Ver teminar abrutamente o diário no primeiro dia de agosto de 1944, cerca de sete meses antes da liberação da Holanda, causou-me profunda revolta. Revolta contra as forças maléficas que permitiram que a adorável criatura, Anne Frank, fosse presa, deportada, humilhada e abandonada até morrer num campo de concentração. Lendo o diário, apesar de conhecer previamente o desenlace, criei a ilisão de que a história terminaria com o final feliz da libertação da família Frank, após a retirada final dos alemães de Amsterdam.
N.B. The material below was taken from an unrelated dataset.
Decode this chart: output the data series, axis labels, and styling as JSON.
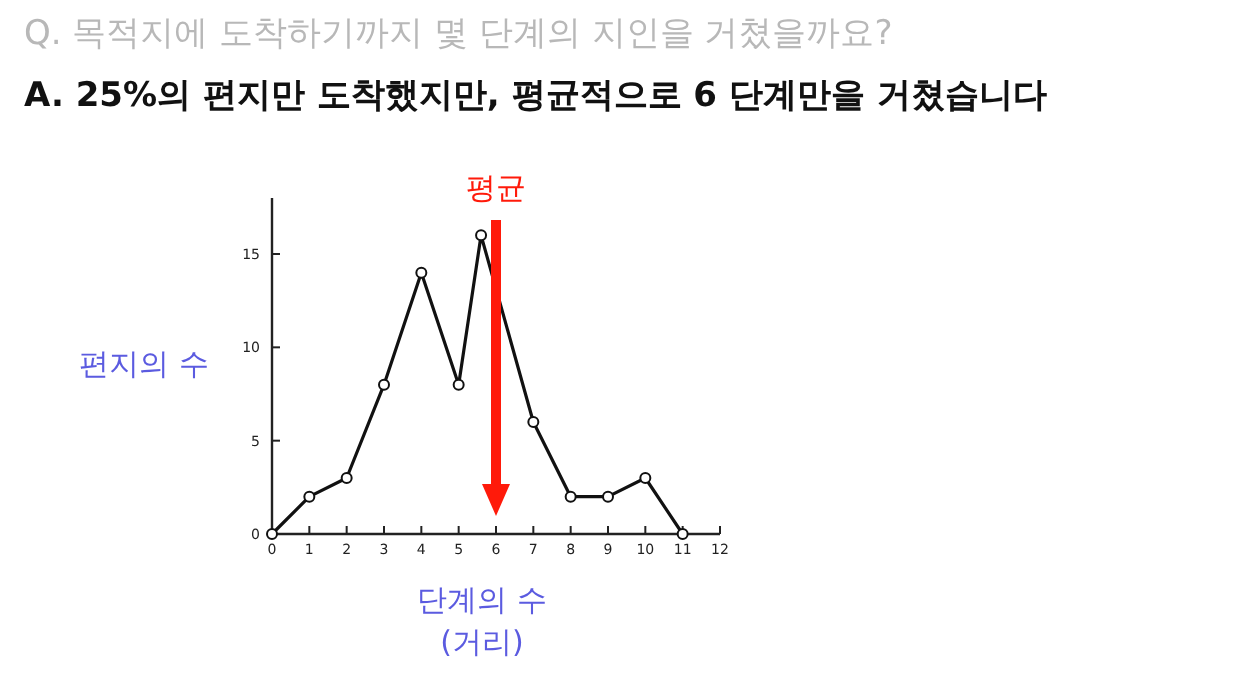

Destino que poupou seu pai Otto, a morte de Anne Frank e de sua família, que ela tão bem nos fez conhecer, é o atomizado do que foi reservado pelo nazismo para cerca de seis milhões de judeus durante o segundo conflito mundial. Como não conhecemos a história individual de cada uma dessas pessoas, de cada família vitimada, temos a tendência inevitável de tratar o genocídio como uma ( deplorável) estatística. A única percepção mais clara que temos dessa tragédia, e que nos toca o coração, são as fotos dessas pessoas sendo deportadas, estacionadas na plataforma de um trem, esperando seu insuspeito futuro. Pode-se ver a tristeza que deixam expressar no olhar para as câmeras; a angústia diante de um destino incerto, que só nós expectadores conhecemos. Nas fotos dos campos de concentração, a expressão dos prisioneiros é de súplica por um tratameno digno e humano.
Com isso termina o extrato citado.